While the state has made progress since the original ruling, the biggest piece remaining of the court order is figuring out how much the state must provide for teacher salaries. School districts currently pay a big chunk of those salaries with local property-tax levies.
Among the differences between the budgets put forth by both chambers is how they address the local property tax levies. Unlike the Senate plan, which would replace local school levies with a statewide uniform rate earmarked for schools, the House plan would lower the local levy rate, but not eliminate them completely.
Republican Sen. Dino Rossi, one of the budget negotiators, said earlier this week that even though Democratic leadership has repeatedly said they have the votes for their tax bills, they refuse to prove it.
“If you have the votes, you vote, and if you don’t, you talk,” Rossi said. “All they’re doing is talking.”
Democratic House Majority Leader Pat Sullivan said Thursday that time is running out for them to reach a compromise before the regularly scheduled session ends April 23.

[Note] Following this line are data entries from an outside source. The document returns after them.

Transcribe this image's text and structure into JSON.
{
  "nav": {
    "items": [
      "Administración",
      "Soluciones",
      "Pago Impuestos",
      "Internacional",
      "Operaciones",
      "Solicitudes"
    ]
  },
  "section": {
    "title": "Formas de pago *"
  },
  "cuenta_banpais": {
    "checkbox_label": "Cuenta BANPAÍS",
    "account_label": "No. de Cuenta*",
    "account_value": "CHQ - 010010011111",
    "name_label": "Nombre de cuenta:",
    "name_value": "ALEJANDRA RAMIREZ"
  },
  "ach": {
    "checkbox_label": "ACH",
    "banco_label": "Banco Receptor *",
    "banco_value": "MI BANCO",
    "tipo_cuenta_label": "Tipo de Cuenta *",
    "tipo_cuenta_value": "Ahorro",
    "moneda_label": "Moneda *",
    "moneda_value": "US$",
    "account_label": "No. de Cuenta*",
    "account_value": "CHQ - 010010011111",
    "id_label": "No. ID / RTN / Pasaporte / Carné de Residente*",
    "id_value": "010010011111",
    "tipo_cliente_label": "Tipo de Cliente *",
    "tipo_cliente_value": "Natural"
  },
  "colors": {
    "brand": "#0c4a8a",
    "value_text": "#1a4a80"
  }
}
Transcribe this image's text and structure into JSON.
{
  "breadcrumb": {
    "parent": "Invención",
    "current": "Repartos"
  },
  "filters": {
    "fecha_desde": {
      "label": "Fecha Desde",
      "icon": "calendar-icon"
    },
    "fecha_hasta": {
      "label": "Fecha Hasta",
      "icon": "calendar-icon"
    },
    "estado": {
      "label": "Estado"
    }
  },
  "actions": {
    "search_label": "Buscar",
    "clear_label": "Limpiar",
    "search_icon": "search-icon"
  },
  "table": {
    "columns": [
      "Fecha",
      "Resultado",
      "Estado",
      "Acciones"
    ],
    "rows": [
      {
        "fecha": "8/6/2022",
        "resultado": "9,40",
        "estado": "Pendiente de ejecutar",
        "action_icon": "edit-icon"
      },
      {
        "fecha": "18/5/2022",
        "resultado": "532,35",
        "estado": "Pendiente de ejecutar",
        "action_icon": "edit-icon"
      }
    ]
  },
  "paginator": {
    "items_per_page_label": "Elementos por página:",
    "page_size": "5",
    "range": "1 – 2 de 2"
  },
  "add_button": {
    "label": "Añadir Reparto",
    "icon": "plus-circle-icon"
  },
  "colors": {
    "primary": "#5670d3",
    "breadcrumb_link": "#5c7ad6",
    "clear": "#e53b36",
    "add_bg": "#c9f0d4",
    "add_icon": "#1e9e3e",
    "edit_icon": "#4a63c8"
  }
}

Sullivan said that as long as Republican budget negotiators refuse to sit down with them, “it makes it harder for us to finish our work on time.”
“The public expects us to get our work done, and we need to get to the table and get a compromise done,” he said. “We’re very frustrated.”
While the main budget team remains at odds, there are lawmakers who are meeting regularly to discuss the biggest piece of the plan: the education funding piece.
Republican Sen. Ann Rivers said that the bipartisan group, which includes Sullivan, has been meeting several times a week, and that she’s optimistic they’ll have a plan, though she wasn’t certain that it would happen before the clock runs out on the regular session.
“It’s really hard to do the budget until you have this piece,” she said. “I think once we have this done, then other things can happen.”